Farmers and bull owners of Umbalacherry breed rejoiced when pro-jallikkattu protests shook the state and the ban was lifted subsequently.

Published: 14th January 2018 02:03 AM  |   Last Updated: 14th January 2018 09:37 AM   |  A+A-

Express News Service

NAGAPATTINAM: Farmers and bull owners of Umbalacherry breed rejoiced when pro-jallikkattu protests shook the state and the ban was lifted subsequently. Many people from across the State even started showing interest in buying Umbalacherry bulls. But a recent government rule that allows only bulls that are above four feet in height to take part in Jallikattu has come as a shock for them.

Fully grown Umbalacherry bulls have an average height of 4 feet, and some are slightly shorter. Though Kangeyam and Pulikulam bull breeds are widely used in jallikkattu, after the pro-jallikkattu protests, the Umbalacherry bull breeds also began getting the attention of jallikkattu lovers.

According to J B Janakiranam, president, Umbalacherry Traditional Cattle Breed Growers Association, usually only about 20 bulls sell per year for Jallikkattu, but this year, the number touched 200. Of them, 50 were sold in the last three months.

Janakiraman said: “Ours is a 150-year old breed. There are about four varieties, namely Suriyankaattu Maadu, Vennapillai Maadu, Ganapathiyaan Maadu and Aaattukkaari Maadu. Each has its own character.Vennanpillai and Attukkaari varieties are used in jallikkattu. In order to develop the breed, the TN Government has established a cattle farm at 500 acres in Korkai, near Umbalacherry.

There, around 500 cows and bulls are being protected. In Thanjavur, Tiruvarur and Nagapattinam, there are about 70,000 original Umbalacherry cattle with the farmers. Before the jallikkattu protests, Umbalacherry bulls were only used in jallikkattu events conducted in Thanjavur and Pudukottai districts. But after the protests, even people from Madurai, Dindugal, Theni and Namakkal began purchasing the bulls.”

Explaining how it is different from other breeds, Janakiraman,  said, “Our bulls do not have big horns, and are not very tall.

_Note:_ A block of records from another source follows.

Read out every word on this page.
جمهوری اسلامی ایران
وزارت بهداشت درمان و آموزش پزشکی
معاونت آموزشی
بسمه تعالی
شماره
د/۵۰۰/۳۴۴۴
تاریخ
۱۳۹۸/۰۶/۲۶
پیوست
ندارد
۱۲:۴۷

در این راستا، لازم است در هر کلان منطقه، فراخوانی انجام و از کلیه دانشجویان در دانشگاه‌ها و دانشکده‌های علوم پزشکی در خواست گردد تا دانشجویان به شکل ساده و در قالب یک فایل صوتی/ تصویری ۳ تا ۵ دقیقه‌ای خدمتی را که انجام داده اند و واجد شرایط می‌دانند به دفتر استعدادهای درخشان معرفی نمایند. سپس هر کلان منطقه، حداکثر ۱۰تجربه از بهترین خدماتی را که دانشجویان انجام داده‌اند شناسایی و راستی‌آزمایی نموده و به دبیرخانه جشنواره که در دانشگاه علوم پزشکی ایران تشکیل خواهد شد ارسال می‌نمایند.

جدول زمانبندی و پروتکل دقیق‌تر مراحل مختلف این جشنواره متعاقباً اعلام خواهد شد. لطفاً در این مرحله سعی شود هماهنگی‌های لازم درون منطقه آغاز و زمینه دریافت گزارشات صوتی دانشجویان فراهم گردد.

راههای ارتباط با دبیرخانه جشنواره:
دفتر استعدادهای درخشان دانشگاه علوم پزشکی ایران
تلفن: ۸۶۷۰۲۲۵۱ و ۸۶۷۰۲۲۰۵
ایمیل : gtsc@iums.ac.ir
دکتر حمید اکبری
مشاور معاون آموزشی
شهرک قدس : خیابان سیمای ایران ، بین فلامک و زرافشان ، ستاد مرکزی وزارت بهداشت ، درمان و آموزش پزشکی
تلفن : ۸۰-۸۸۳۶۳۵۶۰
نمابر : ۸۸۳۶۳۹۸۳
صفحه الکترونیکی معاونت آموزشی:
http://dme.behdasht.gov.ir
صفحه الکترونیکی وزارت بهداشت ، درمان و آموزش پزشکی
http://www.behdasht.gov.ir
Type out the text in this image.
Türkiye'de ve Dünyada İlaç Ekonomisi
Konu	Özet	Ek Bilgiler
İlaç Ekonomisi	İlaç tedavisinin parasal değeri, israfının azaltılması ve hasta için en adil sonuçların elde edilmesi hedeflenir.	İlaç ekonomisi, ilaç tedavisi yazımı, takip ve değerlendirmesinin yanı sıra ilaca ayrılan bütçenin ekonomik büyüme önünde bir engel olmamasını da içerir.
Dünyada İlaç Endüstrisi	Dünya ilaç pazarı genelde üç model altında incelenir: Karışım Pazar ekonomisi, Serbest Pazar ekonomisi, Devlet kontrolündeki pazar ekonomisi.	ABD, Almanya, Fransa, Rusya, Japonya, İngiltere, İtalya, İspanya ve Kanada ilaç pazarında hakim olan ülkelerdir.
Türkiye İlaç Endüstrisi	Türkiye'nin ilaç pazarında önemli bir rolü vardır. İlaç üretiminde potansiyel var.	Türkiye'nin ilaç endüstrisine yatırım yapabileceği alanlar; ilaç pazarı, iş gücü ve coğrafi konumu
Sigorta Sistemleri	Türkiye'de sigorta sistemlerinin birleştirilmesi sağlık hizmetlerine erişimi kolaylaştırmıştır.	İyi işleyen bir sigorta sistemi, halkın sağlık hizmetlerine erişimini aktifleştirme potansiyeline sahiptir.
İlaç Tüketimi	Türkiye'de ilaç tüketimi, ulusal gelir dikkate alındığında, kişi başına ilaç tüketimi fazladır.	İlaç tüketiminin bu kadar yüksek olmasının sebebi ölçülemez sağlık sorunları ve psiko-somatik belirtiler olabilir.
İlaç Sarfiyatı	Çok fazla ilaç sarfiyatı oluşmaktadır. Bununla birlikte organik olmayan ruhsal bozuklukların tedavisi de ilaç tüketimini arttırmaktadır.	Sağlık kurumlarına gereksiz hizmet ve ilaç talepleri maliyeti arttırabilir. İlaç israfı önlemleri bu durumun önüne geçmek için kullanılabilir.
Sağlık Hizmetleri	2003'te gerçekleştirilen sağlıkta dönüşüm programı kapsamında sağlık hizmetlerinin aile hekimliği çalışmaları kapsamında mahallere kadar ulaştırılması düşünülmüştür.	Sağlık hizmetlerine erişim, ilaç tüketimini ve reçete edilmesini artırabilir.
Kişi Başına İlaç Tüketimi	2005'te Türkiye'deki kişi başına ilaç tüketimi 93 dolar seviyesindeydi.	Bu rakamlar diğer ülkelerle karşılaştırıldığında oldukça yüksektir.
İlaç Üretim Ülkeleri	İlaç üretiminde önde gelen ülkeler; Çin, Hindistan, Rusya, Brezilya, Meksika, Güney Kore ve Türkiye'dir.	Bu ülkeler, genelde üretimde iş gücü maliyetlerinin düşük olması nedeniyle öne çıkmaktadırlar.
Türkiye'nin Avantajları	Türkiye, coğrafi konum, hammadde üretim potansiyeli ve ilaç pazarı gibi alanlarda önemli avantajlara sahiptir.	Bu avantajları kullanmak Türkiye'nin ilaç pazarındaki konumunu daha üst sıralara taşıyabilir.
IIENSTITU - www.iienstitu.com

But they are very sensitive. The bull tamers would not be able to identify where the Umblacherry would strike from the vaadivaasal. Kangeyam bulls have two-foot long horns and can reach heights of up to 7 feet. Puliyankulam breeds are around six-foot tall and horns grow up to 1.5 feet. But the maximum height of the Umbalacherry variety is around four feet and they have horns that measure around 45 cms.”

He also said three-year-old bulls are highly preferred as they can be trained in a short period of time. A three-year-old bull sells for `45,000. An 8-year-old bull sells for around `65,000, but the government’s decision has poured cold water on sales. “The government should instead place restrictions based on strength and stamina,” he said.     

Speaking to Express, J Pandiyan of Madurai, who purchased a three-year-old bull last March for `45,000, said, “I had trained the bull well. I already have a Kangeyam bull. But the Umbalacherry bull is much more ferocious and intelligent. As my Umblacherry stands 3.72 feet tall, it has been rejected for taking part in the Alanganallur, Avaniyapuram and Balamedu Jallikkatus. Not only myself, many people like me have been affected much.”